Um projeto de desenvolvimento de uma ampla rede, como é o caso dos CLA, e com a diversidade de parcerias e de âmbitos de ação que envolve, tem de ser perspetivado em períodos temporais de média duração. Por esta razão, entendemos que o projeto de incremento e aperfeiçoamento desta rede não deve ser dimensionado e programado para um horizonte temporal inferior a 4 anos.

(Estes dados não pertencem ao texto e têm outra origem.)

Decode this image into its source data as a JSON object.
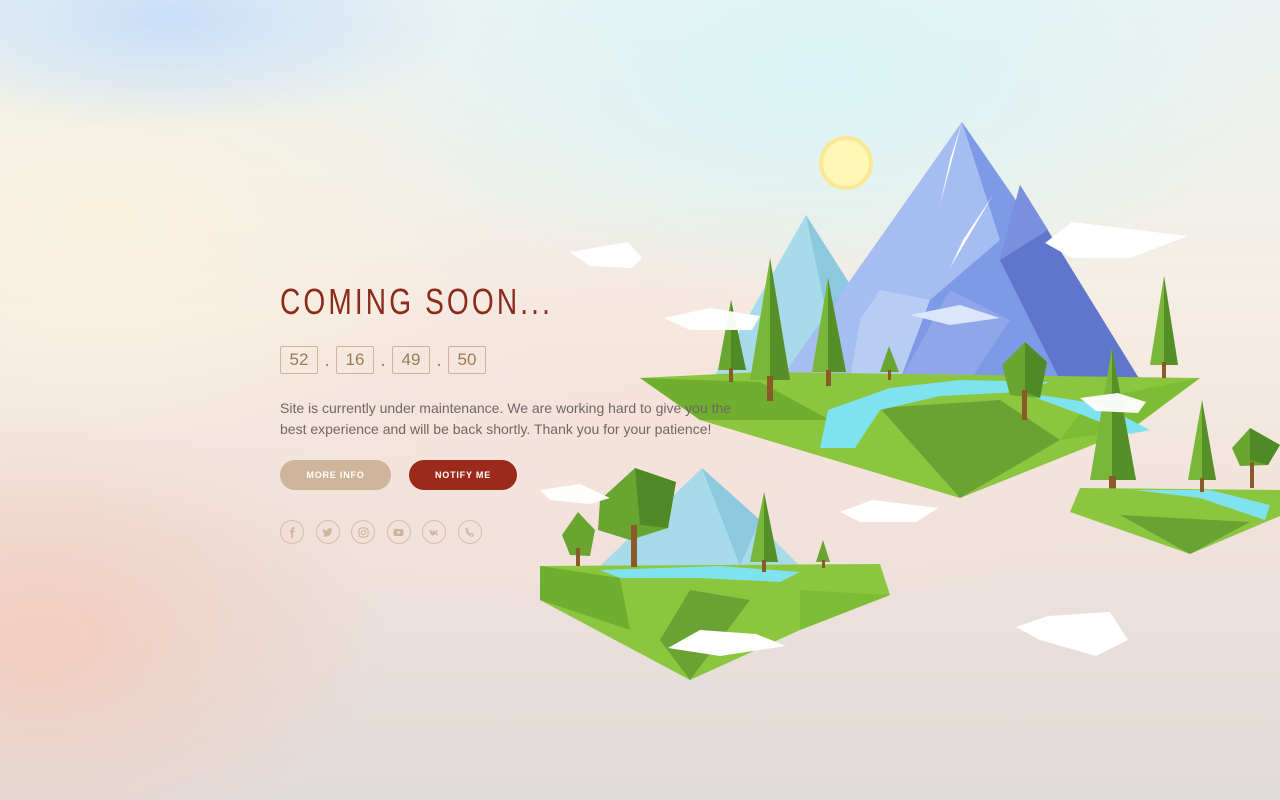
{
  "page": {
    "title": "COMING SOON...",
    "countdown": [
      "52",
      "16",
      "49",
      "50"
    ],
    "separator": ".",
    "description": "Site is currently under maintenance. We are working hard to give you the best experience and will be back shortly. Thank you for your patience!",
    "buttons": {
      "more_info": "MORE INFO",
      "notify_me": "NOTIFY ME"
    },
    "social_icons": [
      "facebook-icon",
      "twitter-icon",
      "instagram-icon",
      "youtube-icon",
      "vk-icon",
      "phone-icon"
    ]
  },
  "colors": {
    "title": "#8c2a1c",
    "countdown": "#9a7b58",
    "more_info_button": "#cfb49c",
    "notify_button": "#9b2a1b",
    "social_icon": "#cfb49c",
    "text": "#6f6766"
  }
}
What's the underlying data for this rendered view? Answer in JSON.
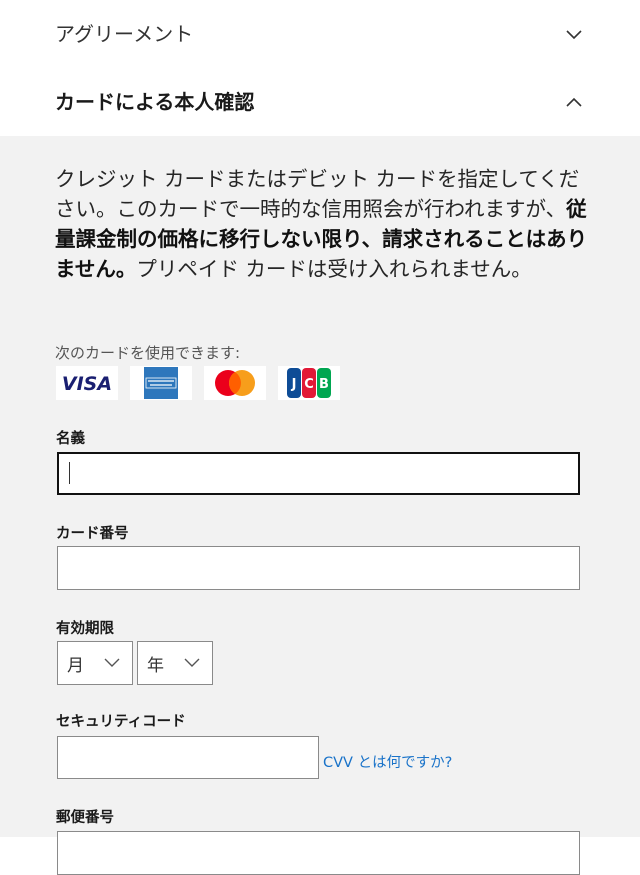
{
  "accordion": {
    "agreement": {
      "title": "アグリーメント",
      "state_icon": "chevron-down-icon"
    },
    "card_verification": {
      "title": "カードによる本人確認",
      "state_icon": "chevron-up-icon"
    }
  },
  "description": {
    "part1": "クレジット カードまたはデビット カードを指定してください。このカードで一時的な信用照会が行われますが、",
    "bold": "従量課金制の価格に移行しない限り、請求されることはありません。",
    "part2": "プリペイド カードは受け入れられません。"
  },
  "accepted_cards": {
    "label": "次のカードを使用できます:",
    "brands": [
      "VISA",
      "AMERICAN EXPRESS",
      "Mastercard",
      "JCB"
    ]
  },
  "form": {
    "name_label": "名義",
    "card_number_label": "カード番号",
    "expiry_label": "有効期限",
    "month_value": "月",
    "year_value": "年",
    "security_code_label": "セキュリティコード",
    "cvv_link": "CVV とは何ですか?",
    "postal_label": "郵便番号"
  },
  "colors": {
    "panel_bg": "#f2f2f2",
    "link": "#1a73c9",
    "visa": "#1a1f71",
    "amex": "#2e77bc",
    "mc_red": "#eb001b",
    "mc_yellow": "#f79e1b"
  }
}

Este projeto faz todo o sentido numa universidade virtual e global, pois a universidade virtual pode ser considerada um sistema mais avançado e interativo do que a universidade à distância. Sendo este modelo já desenvolvido por alguns estabelecimentos de ensino superior europeus, devendo proporcionar a aquisição de conhecimentos a todos os que, pelos motivos mais diversos, não possam ou não queiram concluir a sua aprendizagem e formação pelos sistemas tradicionais.
Assim, a universidade virtual deve constituir um complemento e um apoio para determinadas circunstâncias e pessoas, contudo nunca deverá passar a ser uma forma autónoma e única de ensinar e de aprender.
Refletindo, posso dizer que o meu trabalho está muito ligado ao desenvolvimento local, pois o IEFP tem como objetivo dar formação a um grupo de indivíduos que se encontrem em situação de desemprego e que tenham uma consequente necessidade de reorientação profissional. Contudo, uma grande maioria dos formandos já são desempregados de longa duração, estando dessa forma a receber o Rendimento Social de Inserção (RSI), sendo pessoas com muitas carências económicas, sociais e afetivas.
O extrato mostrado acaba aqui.